There are some differences between the ECMWF and Canadian guidance
on how this shortwave evolves through the WFO PAH forecast area
Friday night. The ECMWF maintains a positive tilt, but shears the
shortwave northeast of the WFO PAH forecast area, while the Canadian
becomes more negatively tilted and sharper over the WFO PAH forecast

Regardless of the convective mechanism, layer precipitable water
(PW) will be 1.5" Friday morning, ranging up to 2.30" Friday night
(per Canadian guidance), which falls within the 75 to 99 percent
range of normal PW for this time of year.  Would not be surprised to
see some excessive rainfall, especially over parts of Souheast
Missouri and West Kentucky late Friday night and early Saturday

SPC already has part of the Day 3 (Friday/Friday night) in a
Marginal Risk for severe storms. Most of the area is mainly north of
the Ohio River, where slightly better shear will be in place. Of
course, this will be conditional, depending on the trajectory of the
shortwave as it moves through the area.

The increase in dewpoints will definitely have an impact on apparent
temperatures, with heat index values in the middle and upper 90s
likely in Southeast Missouri Thursday and Friday.

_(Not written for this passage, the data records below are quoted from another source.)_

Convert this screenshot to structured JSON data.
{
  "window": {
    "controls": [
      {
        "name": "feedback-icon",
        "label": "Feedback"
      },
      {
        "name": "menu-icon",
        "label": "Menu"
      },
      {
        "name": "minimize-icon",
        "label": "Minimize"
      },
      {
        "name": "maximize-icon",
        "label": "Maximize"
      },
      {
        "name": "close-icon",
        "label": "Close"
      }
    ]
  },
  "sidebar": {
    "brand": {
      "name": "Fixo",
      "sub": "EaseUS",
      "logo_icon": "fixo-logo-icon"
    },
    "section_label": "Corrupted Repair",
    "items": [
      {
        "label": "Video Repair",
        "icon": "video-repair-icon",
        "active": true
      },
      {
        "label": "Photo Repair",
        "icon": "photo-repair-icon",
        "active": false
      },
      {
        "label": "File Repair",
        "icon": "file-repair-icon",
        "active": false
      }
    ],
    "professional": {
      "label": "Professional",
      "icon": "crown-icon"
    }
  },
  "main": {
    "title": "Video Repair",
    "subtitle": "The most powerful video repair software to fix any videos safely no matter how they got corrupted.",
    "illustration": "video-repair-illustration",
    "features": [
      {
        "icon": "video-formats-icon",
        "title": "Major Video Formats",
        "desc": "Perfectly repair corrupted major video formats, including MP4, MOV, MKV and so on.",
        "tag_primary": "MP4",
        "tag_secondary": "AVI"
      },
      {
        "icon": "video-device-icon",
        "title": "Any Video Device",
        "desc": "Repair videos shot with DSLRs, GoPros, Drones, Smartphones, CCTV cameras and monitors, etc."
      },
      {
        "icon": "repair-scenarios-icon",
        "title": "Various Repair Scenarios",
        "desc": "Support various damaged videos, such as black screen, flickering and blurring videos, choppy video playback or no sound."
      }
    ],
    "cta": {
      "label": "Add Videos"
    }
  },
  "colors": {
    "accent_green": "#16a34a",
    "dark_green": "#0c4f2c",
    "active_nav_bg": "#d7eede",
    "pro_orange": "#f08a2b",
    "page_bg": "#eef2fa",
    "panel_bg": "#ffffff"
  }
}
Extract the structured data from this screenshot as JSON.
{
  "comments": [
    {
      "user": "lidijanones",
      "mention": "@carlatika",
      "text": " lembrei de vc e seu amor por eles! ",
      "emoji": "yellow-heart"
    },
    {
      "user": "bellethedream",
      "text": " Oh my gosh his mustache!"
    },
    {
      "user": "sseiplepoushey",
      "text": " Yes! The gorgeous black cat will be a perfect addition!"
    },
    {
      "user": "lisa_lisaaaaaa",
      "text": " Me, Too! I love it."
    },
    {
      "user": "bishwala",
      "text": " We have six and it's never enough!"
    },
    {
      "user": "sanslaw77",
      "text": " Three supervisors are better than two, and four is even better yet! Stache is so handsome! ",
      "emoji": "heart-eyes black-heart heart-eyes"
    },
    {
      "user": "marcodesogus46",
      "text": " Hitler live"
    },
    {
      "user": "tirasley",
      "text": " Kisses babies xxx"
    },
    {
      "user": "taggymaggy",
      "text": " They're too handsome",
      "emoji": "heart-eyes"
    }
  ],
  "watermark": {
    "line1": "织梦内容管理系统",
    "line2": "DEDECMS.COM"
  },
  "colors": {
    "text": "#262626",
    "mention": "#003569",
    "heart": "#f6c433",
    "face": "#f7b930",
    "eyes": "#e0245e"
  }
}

.LONG TERM...(Saturday through Tuesday)
Issued at 337 AM CDT Wed Jun 28 2017

A typically warm and moist summertime pattern is expected this
weekend into the July 4th holiday. A weak cold front will
dissipate over our region on Saturday, followed by a southwest
flow of very warm/humid air early next week. Timing of convective
precip is usually a challenge during weak summertime flow
regimes, and this is no exception.

On Saturday, a weak cold front will lose its identity as it enters
the usual summertime graveyard for cold fronts over our region.
The air mass will be very moist, and some showers or storms will
likely precede the front or convective outflow boundaries.
The coverage and intensity of storms will depend on the timing of
the front and any potential cold pools from earlier convection on
Friday night. Given the weak low-level flow, the air mass will be
slow to recover from the stabilizing effects of any overnight
convection. Precip chances will be highest south and east of the
Ohio River, where the remnant front will be located during peak
heating hours.

Saturday night and Sunday appear somewhat drier than previous
model runs indicated. Weak high pressure will temporarily form
over the Lower Ohio Valley in the wake of the Saturday system.
The brunt of the moisture and instability will be suppressed
southward into southeast Missouri and the Tennessee border region.
The forecast is now mainly dry, especially for southwest Indiana
and parts of southern Illinois. A slight chance of afternoon
storms still exists south and west of the Ohio River, where dew
points will still be in the lower 70s.

Early next week, the models are in pretty good agreement that a
compact, slow-moving 500 mb shortwave will take up residence over
the Missouri Valley. If this does occur, it would induce a
strengthening southwest flow of very warm and unstable air over
our region. Monday through Tuesday would be convectively active,
at least compared with the weekend. The forecast will feature
elevated pops Monday through Tuesday, though not quite into the
likely category.

There will be little day-to-day variation in temps, with highs
mainly in the mid to upper 80s and lows around 70.


Issued at 618 AM CDT Wed Jun 28 2017

VFR forecast continues with the 12z Wednesday Routine WFO PAH TAF
issuance. Just a few to scattered cloud deck between 4-5kft agl
today and tonight, with forecast groups separated by wind speed
variations due to daytime mixing of air parcels and increasing
surface pressure gradient with time.